La grande transition / 5 – Face aux logiques de caste, faire croître des alternatives génératrices
Par Luigino Bruni
Paru dans Avvenire le 01/02/2015
« Communitas est un ensemble de personnes unies non par une "propriété", mais par un devoir ou une dette ; non par un "plus" mais par un "moins", par un manque, une limite qui apparaît comme une charge, ou même comme une déficience pour celui qui en est "affecté", contrairement à celui qui en est "exempt" ou "exempté" ».
(Roberto Esposito, Communitas)
Les communautés et les organisations qui sont restées créatives et fécondes ont su vivre avec la vulnérabilité ; elles ne l’ont pas éliminée entièrement de leurs territoires, mais en ont pris soin. La vulnérabilité (du latin vulnus : blessure), comme beaucoup d’autres paroles vraies sur l’homme, est ambivalente, parce que la bonne vulnérabilité vit à côté de la mauvaise, et souvent les deux s’entremêlent. La bonne vulnérabilité est au cœur de toutes les relations humaines génératrices, car si je ne mets pas l’autre en mesure de me ‘blesser’, la relation n’est pas assez profonde pour être féconde.
La bonne vulnérabilité se vit dans les relations d’amour, avec les enfants, entre amis, dans les communautés ordinaires de notre vie.
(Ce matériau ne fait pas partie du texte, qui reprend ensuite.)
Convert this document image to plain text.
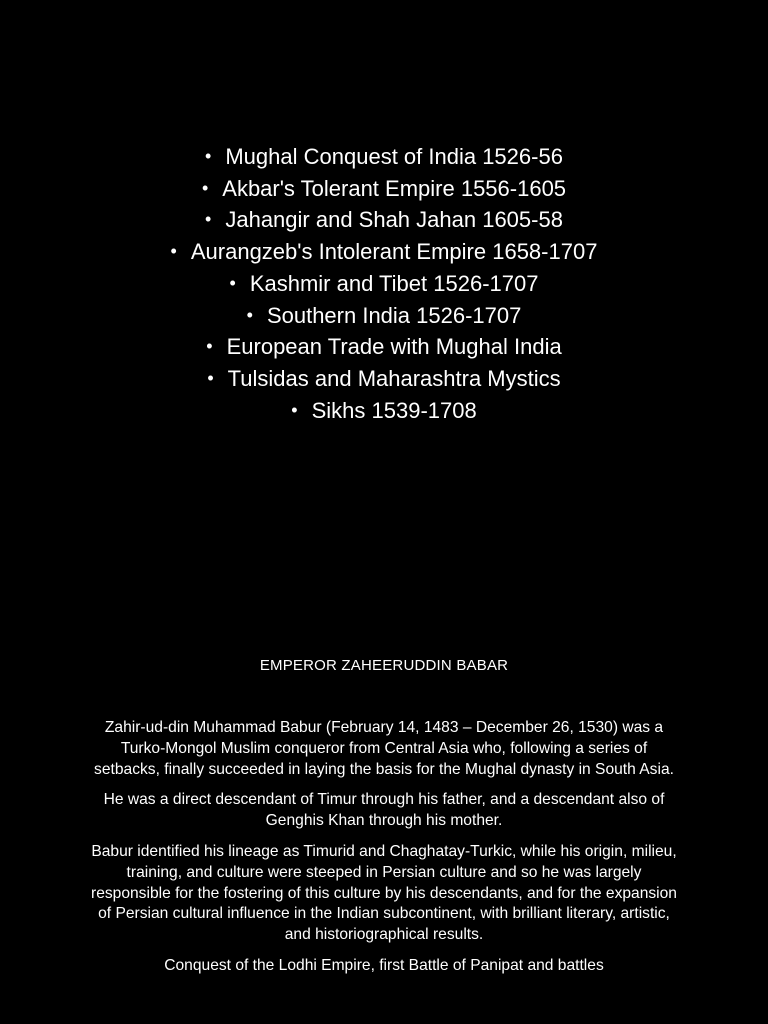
• Mughal Conquest of India 1526-56
• Akbar's Tolerant Empire 1556-1605
• Jahangir and Shah Jahan 1605-58
• Aurangzeb's Intolerant Empire 1658-1707
• Kashmir and Tibet 1526-1707
• Southern India 1526-1707
• European Trade with Mughal India
• Tulsidas and Maharashtra Mystics
• Sikhs 1539-1708
EMPEROR ZAHEERUDDIN BABAR

Zahir-ud-din Muhammad Babur (February 14, 1483 – December 26, 1530) was a Turko-Mongol Muslim conqueror from Central Asia who, following a series of setbacks, finally succeeded in laying the basis for the Mughal dynasty in South Asia.

He was a direct descendant of Timur through his father, and a descendant also of Genghis Khan through his mother.

Babur identified his lineage as Timurid and Chaghatay-Turkic, while his origin, milieu, training, and culture were steeped in Persian culture and so he was largely responsible for the fostering of this culture by his descendants, and for the expansion of Persian cultural influence in the Indian subcontinent, with brilliant literary, artistic, and historiographical results.

Conquest of the Lodhi Empire, first Battle of Panipat and battles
Nous savons aujourd’hui que les équipes de travail les plus créatives sont composées de personnes qui reçoivent une ouverture de crédit authentique, risquée par conséquent. La capacité à générer nécessite en tout domaine liberté, confiance, risque, toutes choses qui rendent vulnérables ceux qui les concèdent. Ce sont les rapports qui se risquent à la blessure relationnelle qui génèrent la vie. Dans les familles, les écoles, les milieux éducatifs, nous n’aiderons aucun enfant à devenir une personne libre sans lui accorder une confiance vulnérable, celle-là même qu’adultes, nous devons savoir donner et recevoir pour nous épanouir au travail.
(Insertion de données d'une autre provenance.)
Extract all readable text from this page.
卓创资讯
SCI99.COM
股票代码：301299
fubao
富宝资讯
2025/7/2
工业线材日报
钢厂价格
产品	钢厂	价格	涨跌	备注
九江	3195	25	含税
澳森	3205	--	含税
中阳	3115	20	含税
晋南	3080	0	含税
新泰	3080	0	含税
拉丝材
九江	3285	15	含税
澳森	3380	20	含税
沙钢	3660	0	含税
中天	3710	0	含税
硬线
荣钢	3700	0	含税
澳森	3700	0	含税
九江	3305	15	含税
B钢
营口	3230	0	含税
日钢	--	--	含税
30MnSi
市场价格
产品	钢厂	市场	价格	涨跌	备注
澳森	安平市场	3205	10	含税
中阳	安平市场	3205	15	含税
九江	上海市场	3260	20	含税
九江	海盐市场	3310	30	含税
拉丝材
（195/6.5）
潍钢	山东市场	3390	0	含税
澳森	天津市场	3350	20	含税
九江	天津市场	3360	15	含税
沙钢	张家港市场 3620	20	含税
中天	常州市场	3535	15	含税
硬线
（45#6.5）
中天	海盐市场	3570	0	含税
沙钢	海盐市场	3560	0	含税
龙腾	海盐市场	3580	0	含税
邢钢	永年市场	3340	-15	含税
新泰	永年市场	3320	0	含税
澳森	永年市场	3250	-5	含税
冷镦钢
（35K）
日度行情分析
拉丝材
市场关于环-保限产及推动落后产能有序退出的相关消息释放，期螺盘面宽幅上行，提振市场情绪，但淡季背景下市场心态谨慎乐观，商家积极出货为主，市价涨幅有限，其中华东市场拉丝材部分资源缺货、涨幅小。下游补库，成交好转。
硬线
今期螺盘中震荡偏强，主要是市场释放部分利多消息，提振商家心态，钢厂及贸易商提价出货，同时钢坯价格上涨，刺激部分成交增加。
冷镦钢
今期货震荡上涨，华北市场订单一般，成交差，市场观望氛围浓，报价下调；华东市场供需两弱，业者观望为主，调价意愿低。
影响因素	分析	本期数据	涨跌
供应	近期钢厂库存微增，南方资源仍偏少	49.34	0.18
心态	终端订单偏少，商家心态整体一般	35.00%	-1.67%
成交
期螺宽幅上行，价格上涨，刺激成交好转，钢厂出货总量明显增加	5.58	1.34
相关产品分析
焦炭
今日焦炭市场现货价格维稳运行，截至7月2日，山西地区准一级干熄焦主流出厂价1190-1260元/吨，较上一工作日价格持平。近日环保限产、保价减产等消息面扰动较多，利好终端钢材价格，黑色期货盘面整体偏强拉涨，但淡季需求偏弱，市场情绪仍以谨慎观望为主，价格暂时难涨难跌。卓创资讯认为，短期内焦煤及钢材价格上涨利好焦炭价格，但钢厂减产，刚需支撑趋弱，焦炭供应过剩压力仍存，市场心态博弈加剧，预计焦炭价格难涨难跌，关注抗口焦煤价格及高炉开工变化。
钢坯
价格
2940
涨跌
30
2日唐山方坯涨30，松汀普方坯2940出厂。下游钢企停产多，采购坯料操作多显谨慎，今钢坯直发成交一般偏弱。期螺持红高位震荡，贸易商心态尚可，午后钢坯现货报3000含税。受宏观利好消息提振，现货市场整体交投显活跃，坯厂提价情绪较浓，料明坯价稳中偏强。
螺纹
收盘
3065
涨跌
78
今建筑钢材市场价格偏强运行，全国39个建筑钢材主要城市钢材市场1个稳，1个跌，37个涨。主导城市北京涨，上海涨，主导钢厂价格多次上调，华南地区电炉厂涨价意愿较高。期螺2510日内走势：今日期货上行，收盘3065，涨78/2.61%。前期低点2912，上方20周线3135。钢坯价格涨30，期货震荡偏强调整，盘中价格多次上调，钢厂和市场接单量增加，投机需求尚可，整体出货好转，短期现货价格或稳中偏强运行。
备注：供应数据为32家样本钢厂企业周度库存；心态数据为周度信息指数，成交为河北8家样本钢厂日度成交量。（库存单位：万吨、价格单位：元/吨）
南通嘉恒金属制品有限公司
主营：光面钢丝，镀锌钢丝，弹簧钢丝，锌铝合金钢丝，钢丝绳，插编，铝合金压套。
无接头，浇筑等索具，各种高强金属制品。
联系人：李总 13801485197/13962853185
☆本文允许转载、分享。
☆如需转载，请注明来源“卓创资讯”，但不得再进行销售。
Mais la culture des grandes entreprises mondialisées cherche aujourd’hui l’impossible : elle veut la créativité des employés sans accueillir la vulnérabilité des relations. Pensons à la ‘subsidiarité managériale’, selon laquelle le manager ne doit intervenir dans les décisions d’un groupe qu’il coordonne que pour les activités qui empireraient sans son ‘secours’. Pour que leurs employés donnent le meilleur d’eux-mêmes, les grandes entreprises s’aperçoivent en effet qu’elles doivent faire en sorte que, dans leur travail, ils se sentent libres protagonistes. Il n’est de créativité que dans la liberté, mais pour que la subsidiarité fonctionne, il faut que les employés et les groupes de travail jouissent d’une vraie confiance à leur égard, et qu’ils puissent donc en abuser. Peu de choses sur terre donnent autant de joie que la participation à la libre action collective entre pairs.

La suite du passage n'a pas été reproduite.